-
Claude Mythos Preview
Today we announced Claude Mythos Preview as part of Project Glasswing. It scores 77.8% on SWE-bench Pro, up from 53.4% for Opus 4.6.
My reliability team was asked for feedback on it, so from page 204 of the model card:
From a reliability engineering perspective, the model still cannot be left alone in a production environment to use generic mitigations. It frequently mistakes correlation with causation and it is not able to course-correct for different hypotheses. When asked to write incident retrospectives, more often than not it focuses on a single root cause and does not consider multiple contributing factors. However, we’ve found this model to be a step change in two areas. The first is signal gathering and initial analysis, where, by the time an engineer has opened two dashboards, the model has already found the outliers and what’s breaking. The second case is navigating ambiguity when there is a clearly defined outcome. For example, due to time zone differences, the reliability team in London was asked to stand up a model in a production environment with different constraints, and the engineers were unfamiliar with both the task and the constraints. Claude Mythos Preview was able to work step-by-step, fixing each error by observing other environments, checking any breadcrumbs that were left in previous commits, and reading documentation.

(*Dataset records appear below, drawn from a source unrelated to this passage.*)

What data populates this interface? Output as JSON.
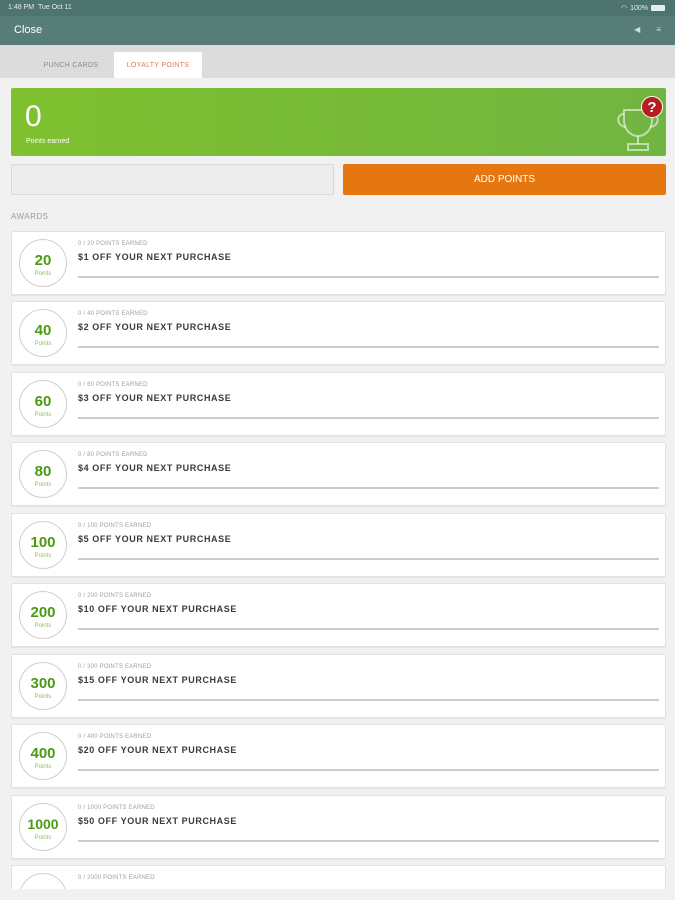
{
  "status_bar": {
    "time": "1:48 PM",
    "date": "Tue Oct 11",
    "battery": "100%"
  },
  "nav": {
    "close_label": "Close"
  },
  "tabs": [
    {
      "label": "PUNCH CARDS",
      "active": false
    },
    {
      "label": "LOYALTY POINTS",
      "active": true
    }
  ],
  "banner": {
    "points": "0",
    "caption": "Points earned",
    "help_symbol": "?"
  },
  "buttons": {
    "secondary_label": "",
    "add_points_label": "ADD POINTS"
  },
  "awards_heading": "AWARDS",
  "awards": [
    {
      "points": "20",
      "unit": "Points",
      "earned": "0 / 20 POINTS EARNED",
      "title": "$1 OFF YOUR NEXT PURCHASE",
      "progress": 0
    },
    {
      "points": "40",
      "unit": "Points",
      "earned": "0 / 40 POINTS EARNED",
      "title": "$2 OFF YOUR NEXT PURCHASE",
      "progress": 0
    },
    {
      "points": "60",
      "unit": "Points",
      "earned": "0 / 60 POINTS EARNED",
      "title": "$3 OFF YOUR NEXT PURCHASE",
      "progress": 0
    },
    {
      "points": "80",
      "unit": "Points",
      "earned": "0 / 80 POINTS EARNED",
      "title": "$4 OFF YOUR NEXT PURCHASE",
      "progress": 0
    },
    {
      "points": "100",
      "unit": "Points",
      "earned": "0 / 100 POINTS EARNED",
      "title": "$5 OFF YOUR NEXT PURCHASE",
      "progress": 0
    },
    {
      "points": "200",
      "unit": "Points",
      "earned": "0 / 200 POINTS EARNED",
      "title": "$10 OFF YOUR NEXT PURCHASE",
      "progress": 0
    },
    {
      "points": "300",
      "unit": "Points",
      "earned": "0 / 300 POINTS EARNED",
      "title": "$15 OFF YOUR NEXT PURCHASE",
      "progress": 0
    },
    {
      "points": "400",
      "unit": "Points",
      "earned": "0 / 400 POINTS EARNED",
      "title": "$20 OFF YOUR NEXT PURCHASE",
      "progress": 0
    },
    {
      "points": "1000",
      "unit": "Points",
      "earned": "0 / 1000 POINTS EARNED",
      "title": "$50 OFF YOUR NEXT PURCHASE",
      "progress": 0
    },
    {
      "points": "",
      "unit": "",
      "earned": "0 / 2000 POINTS EARNED",
      "title": "",
      "progress": 0
    }
  ],
  "colors": {
    "accent_green": "#7fc12f",
    "accent_orange": "#e57710",
    "nav_teal": "#577d78",
    "tab_active_text": "#e0785a"
  }
}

The London team in question was us.
-
One year at Anthropic: $2B to $30B run-rate
From the Google and Broadcom partnership announcement:
Our run-rate revenue has now surpassed $30 billion—up from approximately $9 billion at the end of 2025.
I joined Anthropic on April 1, 2025. Around that time, CNBC reported:
Annualized revenue reached $2 billion in the first quarter, the company confirmed, more than doubling from a $1 billion rate in the prior period.
$2 billion to $30 billion. 15x in the year I have been here.
-
Claude Code source leak
VentureBeat has the story. The Anthropic statement:
Earlier today, a Claude Code release included some internal source code. No sensitive customer data or credentials were involved or exposed. This was a release packaging issue caused by human error, not a security breach. We’re rolling out measures to prevent this from happening again.
I tweeted:
I repeat this to every new joiner at Anthropic but it’s worth repeating in public – we have a blameless culture and no single individual is at fault when bespoke complex systems break at scale
My colleague Jake Eaton sent me the long version of that argument. The NTSB asks why, not who, and that’s why you’ve never been in a plane crash.
On a smaller note, the April 1st surprise got spoiled too.